The potential imposition of tariffs on copper in the United States has raised concerns in Chile, the world’s largest producer and the primary supplier of refined copper to the U.S. (70%). At first glance, Chile appears to be the most exposed to this risk.
By Juan Carlos Guajardo
However, the situation requires a more complex analysis. Unlike other countries, Chile has balanced trade with the U.S., a free trade agreement in force and a competitive copper production without subsidies or dumping practices.
If tariffs are implemented, countries with trade surpluses and tariff barriers against the U.S. would be the most affected. This would impact Canada and Mexico, which account for 19% of U.S. copper imports. Companies operating in these countries, such as Glencore, Vale, and Grupo México, could face potential exposure. Meanwhile, Chile and Peru—which together supply 80% of the refined copper imported by the U.S.—could seek exemptions to mitigate this risk, indirectly benefiting the companies operating within their territories.

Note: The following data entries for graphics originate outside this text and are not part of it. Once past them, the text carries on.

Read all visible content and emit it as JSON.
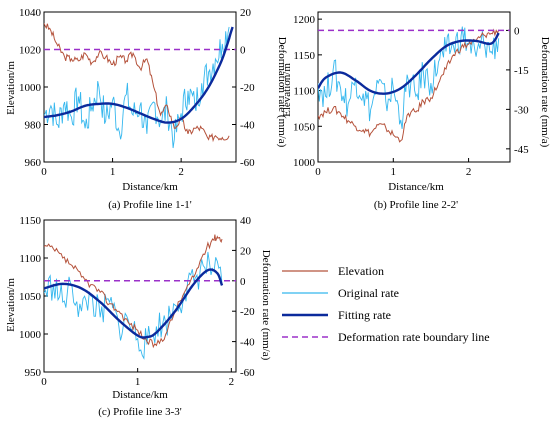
{
  "colors": {
    "elevation": "#b5533c",
    "original_rate": "#35b7ee",
    "fitting_rate": "#0b2a9c",
    "boundary": "#9b30c9",
    "axis": "#000000"
  },
  "legend": {
    "placement": "bottom-right",
    "items": [
      {
        "label": "Elevation",
        "color": "#b5533c",
        "style": "thin-line"
      },
      {
        "label": "Original rate",
        "color": "#35b7ee",
        "style": "thin-line"
      },
      {
        "label": "Fitting rate",
        "color": "#0b2a9c",
        "style": "thick-line"
      },
      {
        "label": "Deformation rate boundary line",
        "color": "#9b30c9",
        "style": "dashed"
      }
    ]
  },
  "chart_data": [
    {
      "type": "line",
      "caption": "(a)   Profile line 1-1'",
      "xlabel": "Distance/km",
      "ylabel_left": "Elevation/m",
      "ylabel_right": "Deformation rate (mm/a)",
      "xlim": [
        0,
        2.8
      ],
      "ylim_left": [
        960,
        1040
      ],
      "ylim_right": [
        -60,
        20
      ],
      "xticks": [
        0,
        1,
        2
      ],
      "yticks_left": [
        960,
        980,
        1000,
        1020,
        1040
      ],
      "yticks_right": [
        -60,
        -40,
        -20,
        0,
        20
      ],
      "boundary_rate": 0,
      "elevation": {
        "x": [
          0,
          0.1,
          0.2,
          0.3,
          0.4,
          0.5,
          0.6,
          0.7,
          0.8,
          0.9,
          1.0,
          1.1,
          1.2,
          1.3,
          1.4,
          1.5,
          1.6,
          1.7,
          1.8,
          1.9,
          2.0,
          2.1,
          2.2,
          2.3,
          2.4,
          2.5,
          2.6,
          2.7
        ],
        "values": [
          1034,
          1030,
          1022,
          1016,
          1015,
          1014,
          1018,
          1013,
          1018,
          1016,
          1012,
          1016,
          1014,
          1018,
          1010,
          1015,
          1000,
          985,
          990,
          978,
          983,
          975,
          978,
          978,
          972,
          974,
          973,
          974
        ]
      },
      "original_rate": {
        "x": [
          0,
          0.1,
          0.2,
          0.3,
          0.4,
          0.5,
          0.6,
          0.7,
          0.8,
          0.9,
          1.0,
          1.1,
          1.2,
          1.3,
          1.4,
          1.5,
          1.6,
          1.7,
          1.8,
          1.9,
          2.0,
          2.1,
          2.2,
          2.3,
          2.4,
          2.5,
          2.6,
          2.7
        ],
        "values": [
          -35,
          -30,
          -40,
          -28,
          -36,
          -25,
          -42,
          -30,
          -20,
          -38,
          -27,
          -44,
          -24,
          -35,
          -30,
          -45,
          -28,
          -38,
          -32,
          -48,
          -34,
          -22,
          -30,
          -18,
          -12,
          -5,
          3,
          12
        ]
      },
      "fitting_rate": {
        "x": [
          0,
          0.2,
          0.4,
          0.6,
          0.8,
          1.0,
          1.2,
          1.4,
          1.6,
          1.8,
          2.0,
          2.2,
          2.4,
          2.6,
          2.75
        ],
        "values": [
          -36,
          -35,
          -33,
          -30,
          -29,
          -29,
          -31,
          -34,
          -37,
          -39,
          -37,
          -30,
          -20,
          -5,
          12
        ]
      }
    },
    {
      "type": "line",
      "caption": "(b)   Profile line 2-2'",
      "xlabel": "Distance/km",
      "ylabel_left": "Elevation/m",
      "ylabel_right": "Deformation rate (mm/a)",
      "xlim": [
        0,
        2.55
      ],
      "ylim_left": [
        1000,
        1210
      ],
      "ylim_right": [
        -50,
        7
      ],
      "xticks": [
        0,
        1,
        2
      ],
      "yticks_left": [
        1000,
        1050,
        1100,
        1150,
        1200
      ],
      "yticks_right": [
        -45,
        -30,
        -15,
        0
      ],
      "boundary_rate": 0,
      "elevation": {
        "x": [
          0,
          0.1,
          0.2,
          0.3,
          0.4,
          0.5,
          0.6,
          0.7,
          0.8,
          0.9,
          1.0,
          1.1,
          1.2,
          1.3,
          1.4,
          1.5,
          1.6,
          1.7,
          1.8,
          1.9,
          2.0,
          2.1,
          2.2,
          2.3,
          2.4
        ],
        "values": [
          1065,
          1070,
          1075,
          1068,
          1058,
          1050,
          1045,
          1040,
          1052,
          1048,
          1038,
          1030,
          1068,
          1070,
          1085,
          1090,
          1110,
          1130,
          1150,
          1160,
          1165,
          1170,
          1178,
          1180,
          1185
        ]
      },
      "original_rate": {
        "x": [
          0,
          0.1,
          0.2,
          0.3,
          0.4,
          0.5,
          0.6,
          0.7,
          0.8,
          0.9,
          1.0,
          1.1,
          1.2,
          1.3,
          1.4,
          1.5,
          1.6,
          1.7,
          1.8,
          1.9,
          2.0,
          2.1,
          2.2,
          2.3,
          2.4
        ],
        "values": [
          -20,
          -25,
          -15,
          -22,
          -28,
          -18,
          -24,
          -30,
          -20,
          -27,
          -22,
          -34,
          -19,
          -25,
          -16,
          -20,
          -12,
          -8,
          -6,
          -2,
          -5,
          -10,
          -4,
          -8,
          -3
        ]
      },
      "fitting_rate": {
        "x": [
          0,
          0.1,
          0.3,
          0.5,
          0.7,
          0.9,
          1.1,
          1.3,
          1.5,
          1.7,
          1.9,
          2.1,
          2.3,
          2.4
        ],
        "values": [
          -22,
          -18,
          -16,
          -19,
          -23,
          -24,
          -22,
          -17,
          -11,
          -6,
          -4,
          -4,
          -5,
          -1
        ]
      }
    },
    {
      "type": "line",
      "caption": "(c)   Profile line 3-3'",
      "xlabel": "Distance/km",
      "ylabel_left": "Elevation/m",
      "ylabel_right": "Deformation rate (mm/a)",
      "xlim": [
        0,
        2.05
      ],
      "ylim_left": [
        950,
        1150
      ],
      "ylim_right": [
        -60,
        40
      ],
      "xticks": [
        0,
        1,
        2
      ],
      "yticks_left": [
        950,
        1000,
        1050,
        1100,
        1150
      ],
      "yticks_right": [
        -60,
        -40,
        -20,
        0,
        20,
        40
      ],
      "boundary_rate": 0,
      "elevation": {
        "x": [
          0,
          0.1,
          0.2,
          0.3,
          0.4,
          0.5,
          0.6,
          0.7,
          0.8,
          0.9,
          1.0,
          1.1,
          1.2,
          1.3,
          1.4,
          1.5,
          1.6,
          1.7,
          1.8,
          1.85,
          1.9
        ],
        "values": [
          1115,
          1112,
          1100,
          1090,
          1075,
          1065,
          1055,
          1040,
          1030,
          1015,
          1005,
          990,
          985,
          1000,
          1030,
          1055,
          1075,
          1105,
          1125,
          1128,
          1125
        ]
      },
      "original_rate": {
        "x": [
          0,
          0.1,
          0.2,
          0.3,
          0.4,
          0.5,
          0.6,
          0.7,
          0.8,
          0.9,
          1.0,
          1.1,
          1.2,
          1.3,
          1.4,
          1.5,
          1.6,
          1.7,
          1.8,
          1.9
        ],
        "values": [
          -8,
          -2,
          -14,
          -4,
          -20,
          -10,
          -24,
          -14,
          -30,
          -26,
          -38,
          -42,
          -30,
          -28,
          -16,
          -8,
          0,
          10,
          8,
          -2
        ]
      },
      "fitting_rate": {
        "x": [
          0,
          0.2,
          0.4,
          0.6,
          0.8,
          1.0,
          1.1,
          1.2,
          1.4,
          1.6,
          1.75,
          1.85,
          1.9
        ],
        "values": [
          -5,
          -2,
          -5,
          -14,
          -26,
          -36,
          -37,
          -34,
          -20,
          -2,
          7,
          5,
          -3
        ]
      }
    }
  ]
}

Beyond refined copper, the U.S. investigation into the copper market appears to target China while simultaneously seeking to revive its industrial capacity. With half of the world’s smelting capacity and nearly two-thirds of global copper consumption in finished products, China is a key player. However, since China consumes all its refined copper production, the U.S. cannot directly impact it through tariffs. Such measures would be ineffective, leading the U.S. to seek an indirect approach.
This is where copper scrap—a less visible but crucial component—comes into play. Thanks to its ability to be recycled without losing its properties, recovered copper accounts for one-third of global consumption. The U.S. exports over 880,000 tons of scrap annually, with 37% going directly to its main competitor, China, and another 40% to the rest of Asia.
With an annual refined copper deficit of 850,000 tons, a likely U.S. strategy would be to restrict scrap exports to encourage domestic processing. This approach is more feasible than building new smelters for concentrates, as recycling requires lower investments and shorter lead times.
This strategy is not exclusive to the U.S.; in Europe, the semi-manufactured copper industry is also advocating for restrictions on scrap exports. If these measures materialize, China would have reduced access to recycled copper, forcing it to process its own scrap and increasing its demand for concentrates and refined copper. In this scenario, mining countries such as Chile, Peru, Australia, the Democratic Republic of the Congo, and Zambia would face pressure to expand production and supply the global market.
While tariffs create uncertainty, they could also open opportunities. With global trade undergoing transformation, Chile and Peru must strategically position themselves to maintain their competitiveness and leadership in the copper market, carefully balancing their roles in the global reorganization with mining as a cornerstone of their economies.